Исследователь творчества А. Дросте Ф. Шмидт обращает внимание на решающую роль дворянской среды, специфики воспитания будущей поэтессы для становления метода писательницы: «У выросшей в старом романтическом рыцарском замке поэтессы рано развилось чувство поэтического воображения». Ф. Шмидт пишет о том, что в области поэзии не найдешь ни одной женщины-поэтессы, у которой «была бы такая сила и смелость языка, как у Дросте: «В её лирических Песнях нас восхищает её ласка, нежность, любвеобильная душа, её глубокий характер, её высокая серьёзность, её жизненный смысл, живое чувство к семейной жизни и сила её убеждения». «И мы должны подчеркнуть, что поэтесса не идет по следам великих предшественников, у неё свой собственный путь. В большинстве своих произведений она поражает смелостью своей фантазии. Особенно это видно в таких произведениях, как «Die Krahen», «Die junge Mutter», «Der Knabe im Moor».

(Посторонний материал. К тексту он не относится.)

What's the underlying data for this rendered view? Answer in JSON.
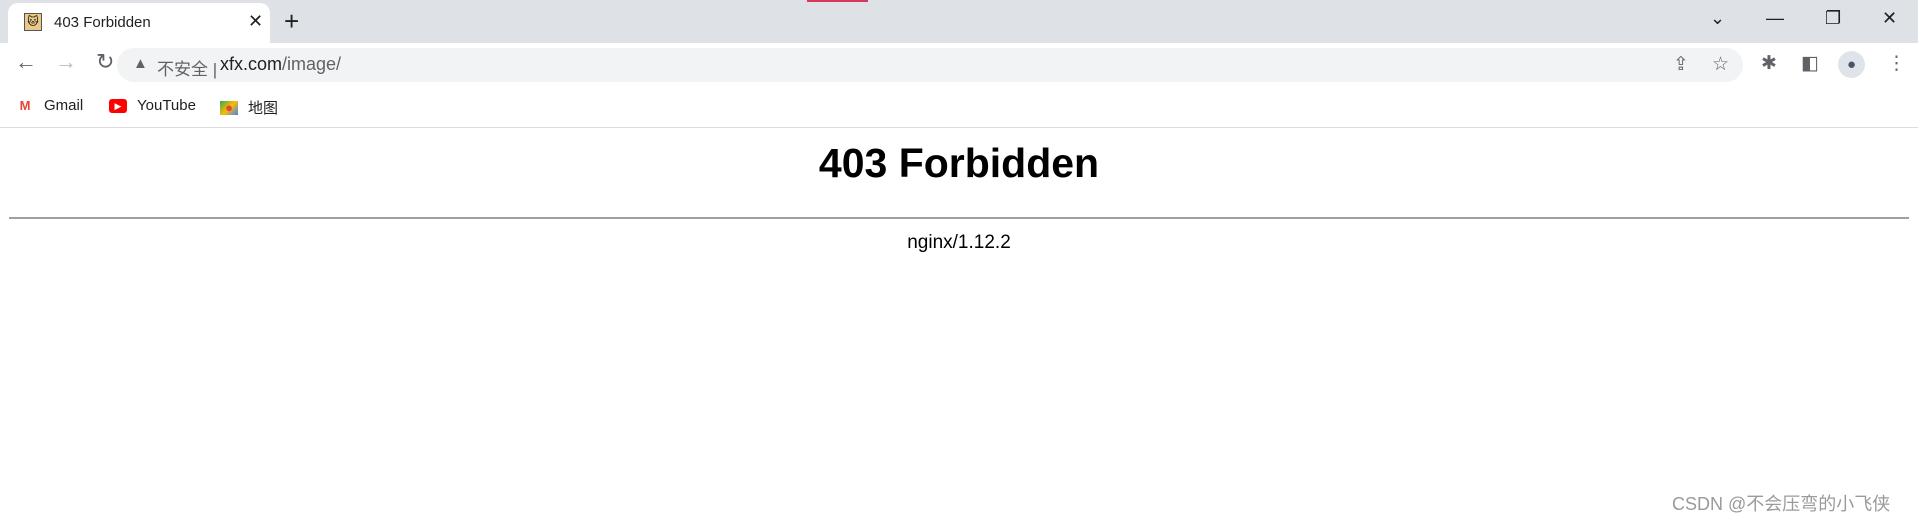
{
  "browser": {
    "tab": {
      "title": "403 Forbidden",
      "favicon": "tomcat-icon"
    },
    "new_tab": "+",
    "address": {
      "security_label": "不安全",
      "url_host": "xfx.com",
      "url_path": "/image/"
    },
    "bookmarks": [
      {
        "label": "Gmail",
        "icon": "gmail-icon",
        "color": "#ea4335"
      },
      {
        "label": "YouTube",
        "icon": "youtube-icon",
        "color": "#ff0000"
      },
      {
        "label": "地图",
        "icon": "maps-icon",
        "color": "#34a853"
      }
    ]
  },
  "page": {
    "heading": "403 Forbidden",
    "server": "nginx/1.12.2"
  },
  "watermark": "CSDN @不会压弯的小飞侠"
}
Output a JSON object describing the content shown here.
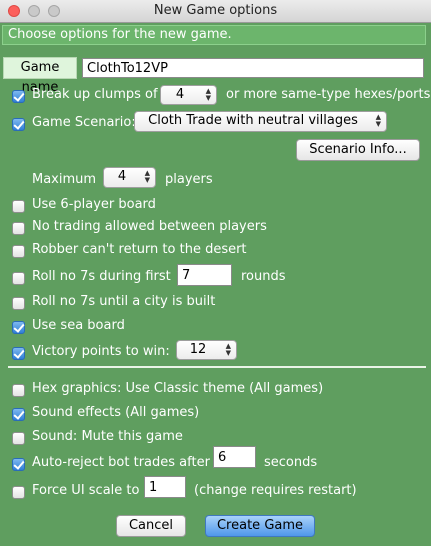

Рудольф Ибель в послесловии к томику стихотворений Дросте сосредоточивается на изучении путей формирования поэтической личности поэтессы, опираясь на уже имеющиеся в литературоведческой науке данные. Исследователь концентрирует внимание на новых, неизученных мотивах, но не показывает основного направления эволюции творческого пути сочинительницы в целом. Ведущим в работе становится достаточно неопределённый, старый, восходящий к социологическому подходу исследования творчества поэтессы тезис о зависимости Дросте от среды: «Аннетта чувствовала себя чем-то обязанной родственникам, семье, церковным традициям, она оставалась близка повседневным домашним и хозяйственным заботам». Раскрывая прежде не замечающуюся исследователями грань поэтической личности Дросте, Ибель отмечает культ прошлого в её жизни. Она была страстной собирательницей старинных монет, фигурных камней, гравюр на меди, и в особенности раковин и окаменелостей. Здесь она искала следы прошлого, стараясь сберечь и сохранить его: «От огня прошлого оживлялась её, по-видимому, вконец застывшая жизнь. Даже её почти самоубийственные связи с родом, её любовь к обычному, старому и прошлому. Влечение к прошлому определяет частично реакционные взгляды. Аннетта Дросте враждебна революционным стремлениям молодёжи Германии». Р. Ибель явно увлекается отождествлением прошлого, старины и реакционного, поэтому для него интерес к древности почти равнозначен консервативности духа, что он не смог подтвердить анализом поэтических текстов. Разумеется, в этих построениях преобладает социологический подход к поэзии, и концепция творчества Дросте поэтому выглядит весьма умозрительной, оторванной от конкретики творчества. К тому же формулировка Ибеля, применяемая к Дросте, является неподходящей, на наш взгляд, к наполненной внутренними беспрерывными исканиями, ищущей новых путей самовыражения поэтессе. Формула «вконец застывшая жизнь» вряд ли однозначно приложима к творческому наследию А. Дросте. Однако замечание Р. Ибелем утончённой, импрессионистской манеры видения мира великой поэтессой достаточно ценно и показывает гениальное предвосхищение А. Дросте в будущих направлениях развития немецкой поэзии: «В уединённости, на природе, зрело поэтическое мастерство Дросте, в котором объединены таинственные ужасы мира с картинами и блеском мельчайших импрессионистски увиденных явлений».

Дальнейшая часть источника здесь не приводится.